Understanding Large-Language Model (LLM)-powered Human-Robot Interaction
Callie Y. Kim, Christine P. Lee, Bilge Mutlu
TL;DR
This work probes the design requirements for deploying large-language models in physically embodied robots by comparing an LLM-powered robot with text- and voice-based agents across four tasks organized by the task circumplex. Using a mixed-methods study with 32 participants, it reveals that LLM-enabled robots elevate expectations for non-verbal cues and perform well in social connection and deliberation, yet can induce anxiety and suffer from linguistic/logic failures in certain tasks. The study provides concrete design implications for both robot embodiment and LLM fine-tuning, recommending task-aware customization and robust non-verbal integration to enhance HRI. Overall, the findings inform how to tailor LLMs and robot design to maximize effective human-robot collaboration in real-world contexts.
Abstract
Large-language models (LLMs) hold significant promise in improving human-robot interaction, offering advanced conversational skills and versatility in managing diverse, open-ended user requests in various tasks and domains.
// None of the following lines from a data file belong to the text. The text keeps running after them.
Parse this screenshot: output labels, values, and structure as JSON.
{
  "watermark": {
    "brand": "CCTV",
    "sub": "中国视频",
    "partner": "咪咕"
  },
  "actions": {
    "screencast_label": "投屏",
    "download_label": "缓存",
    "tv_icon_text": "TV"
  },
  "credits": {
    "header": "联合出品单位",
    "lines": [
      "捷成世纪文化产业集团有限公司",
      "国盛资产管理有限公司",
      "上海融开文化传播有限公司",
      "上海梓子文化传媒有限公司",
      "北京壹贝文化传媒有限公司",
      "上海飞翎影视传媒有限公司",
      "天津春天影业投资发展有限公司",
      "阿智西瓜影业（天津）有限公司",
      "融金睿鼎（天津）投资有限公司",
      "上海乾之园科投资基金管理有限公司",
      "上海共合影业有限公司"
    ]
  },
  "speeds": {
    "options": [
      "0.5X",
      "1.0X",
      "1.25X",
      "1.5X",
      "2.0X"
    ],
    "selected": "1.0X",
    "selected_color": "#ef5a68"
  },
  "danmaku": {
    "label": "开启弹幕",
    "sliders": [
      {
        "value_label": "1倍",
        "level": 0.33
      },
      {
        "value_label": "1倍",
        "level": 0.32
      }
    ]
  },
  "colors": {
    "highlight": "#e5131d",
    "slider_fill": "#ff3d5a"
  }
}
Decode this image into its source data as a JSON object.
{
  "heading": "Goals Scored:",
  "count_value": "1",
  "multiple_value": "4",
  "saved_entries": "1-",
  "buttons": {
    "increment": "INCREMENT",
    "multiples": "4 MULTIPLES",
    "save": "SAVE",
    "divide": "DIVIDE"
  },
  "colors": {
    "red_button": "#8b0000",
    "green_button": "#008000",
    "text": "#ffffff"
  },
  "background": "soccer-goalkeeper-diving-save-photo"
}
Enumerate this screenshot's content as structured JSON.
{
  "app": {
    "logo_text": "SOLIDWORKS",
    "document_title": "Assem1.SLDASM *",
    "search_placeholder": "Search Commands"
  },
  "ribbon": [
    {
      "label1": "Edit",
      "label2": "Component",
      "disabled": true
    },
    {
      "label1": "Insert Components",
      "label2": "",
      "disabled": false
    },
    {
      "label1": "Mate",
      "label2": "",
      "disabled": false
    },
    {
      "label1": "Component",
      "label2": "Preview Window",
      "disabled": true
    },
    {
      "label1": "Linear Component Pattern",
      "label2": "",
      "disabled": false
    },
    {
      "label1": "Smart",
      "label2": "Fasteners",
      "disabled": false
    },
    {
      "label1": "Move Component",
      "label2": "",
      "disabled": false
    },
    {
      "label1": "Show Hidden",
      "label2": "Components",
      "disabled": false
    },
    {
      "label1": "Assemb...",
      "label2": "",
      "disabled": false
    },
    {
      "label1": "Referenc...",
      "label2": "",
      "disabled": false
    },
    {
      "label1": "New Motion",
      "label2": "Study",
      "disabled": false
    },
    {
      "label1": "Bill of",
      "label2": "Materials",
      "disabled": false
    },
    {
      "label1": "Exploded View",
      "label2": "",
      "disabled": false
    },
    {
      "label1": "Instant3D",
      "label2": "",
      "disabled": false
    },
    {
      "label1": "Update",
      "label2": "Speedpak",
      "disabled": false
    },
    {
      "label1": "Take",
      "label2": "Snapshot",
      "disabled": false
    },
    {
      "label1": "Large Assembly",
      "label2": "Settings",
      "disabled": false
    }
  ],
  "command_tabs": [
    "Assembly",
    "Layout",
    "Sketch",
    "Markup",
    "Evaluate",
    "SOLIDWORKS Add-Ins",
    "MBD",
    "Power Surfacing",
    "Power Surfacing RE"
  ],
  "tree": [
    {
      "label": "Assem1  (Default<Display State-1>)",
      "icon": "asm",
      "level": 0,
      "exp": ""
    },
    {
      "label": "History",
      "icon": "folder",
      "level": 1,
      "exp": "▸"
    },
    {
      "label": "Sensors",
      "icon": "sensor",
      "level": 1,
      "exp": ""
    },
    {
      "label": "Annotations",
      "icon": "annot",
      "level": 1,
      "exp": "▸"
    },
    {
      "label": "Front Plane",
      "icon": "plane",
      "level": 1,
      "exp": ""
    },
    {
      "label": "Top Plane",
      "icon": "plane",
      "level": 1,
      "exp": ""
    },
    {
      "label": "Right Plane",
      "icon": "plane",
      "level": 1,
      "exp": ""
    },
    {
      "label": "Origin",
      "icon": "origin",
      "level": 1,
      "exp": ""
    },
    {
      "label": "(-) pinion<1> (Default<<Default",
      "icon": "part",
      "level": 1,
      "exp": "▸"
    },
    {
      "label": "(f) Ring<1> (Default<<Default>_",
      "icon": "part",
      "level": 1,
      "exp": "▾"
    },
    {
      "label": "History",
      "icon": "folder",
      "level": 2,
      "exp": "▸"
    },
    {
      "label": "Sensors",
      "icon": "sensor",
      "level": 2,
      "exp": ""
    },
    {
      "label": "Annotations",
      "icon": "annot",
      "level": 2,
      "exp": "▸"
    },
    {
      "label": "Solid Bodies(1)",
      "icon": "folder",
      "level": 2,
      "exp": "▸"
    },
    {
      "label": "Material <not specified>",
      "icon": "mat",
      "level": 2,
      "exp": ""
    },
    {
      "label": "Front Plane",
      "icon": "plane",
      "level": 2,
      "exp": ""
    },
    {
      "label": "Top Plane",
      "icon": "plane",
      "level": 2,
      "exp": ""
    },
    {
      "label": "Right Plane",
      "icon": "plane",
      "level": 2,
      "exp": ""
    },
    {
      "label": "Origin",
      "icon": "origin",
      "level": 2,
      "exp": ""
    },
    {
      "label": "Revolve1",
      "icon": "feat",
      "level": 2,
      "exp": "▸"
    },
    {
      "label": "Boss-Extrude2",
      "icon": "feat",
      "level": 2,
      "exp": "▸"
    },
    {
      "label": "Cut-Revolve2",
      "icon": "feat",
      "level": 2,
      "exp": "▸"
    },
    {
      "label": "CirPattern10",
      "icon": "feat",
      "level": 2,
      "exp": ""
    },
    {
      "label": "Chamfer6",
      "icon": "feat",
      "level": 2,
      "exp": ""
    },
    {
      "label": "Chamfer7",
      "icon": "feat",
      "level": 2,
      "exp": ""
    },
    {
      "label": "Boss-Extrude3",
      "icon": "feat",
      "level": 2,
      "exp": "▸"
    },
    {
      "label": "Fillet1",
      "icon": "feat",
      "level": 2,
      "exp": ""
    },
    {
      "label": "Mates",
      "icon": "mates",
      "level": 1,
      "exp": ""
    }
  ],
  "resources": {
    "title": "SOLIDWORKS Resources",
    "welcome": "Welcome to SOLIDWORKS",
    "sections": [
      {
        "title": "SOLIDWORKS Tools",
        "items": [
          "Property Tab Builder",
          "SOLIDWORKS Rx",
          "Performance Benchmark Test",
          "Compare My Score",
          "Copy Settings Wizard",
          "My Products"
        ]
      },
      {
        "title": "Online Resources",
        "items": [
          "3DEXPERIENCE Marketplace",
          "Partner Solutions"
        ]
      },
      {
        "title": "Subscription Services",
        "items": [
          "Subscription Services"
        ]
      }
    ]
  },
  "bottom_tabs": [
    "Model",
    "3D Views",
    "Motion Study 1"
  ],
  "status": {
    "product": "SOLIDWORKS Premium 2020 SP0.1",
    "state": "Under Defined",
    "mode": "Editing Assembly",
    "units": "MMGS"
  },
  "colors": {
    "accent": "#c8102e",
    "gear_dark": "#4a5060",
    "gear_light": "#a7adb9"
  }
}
Despite the potential to transform human-robot interaction, very little is known about the distinctive design requirements for utilizing LLMs in robots, which may differ from text and voice interaction and vary by task and context. To better understand these requirements, we conducted a user study (n = 32) comparing an LLM-powered social robot against text- and voice-based agents, analyzing task-based requirements in conversational tasks, including choose, generate, execute, and negotiate. Our findings show that LLM-powered robots elevate expectations for sophisticated non-verbal cues and excel in connection-building and deliberation, but fall short in logical communication and may induce anxiety. We provide design implications both for robots integrating LLMs and for fine-tuning LLMs for use with robots.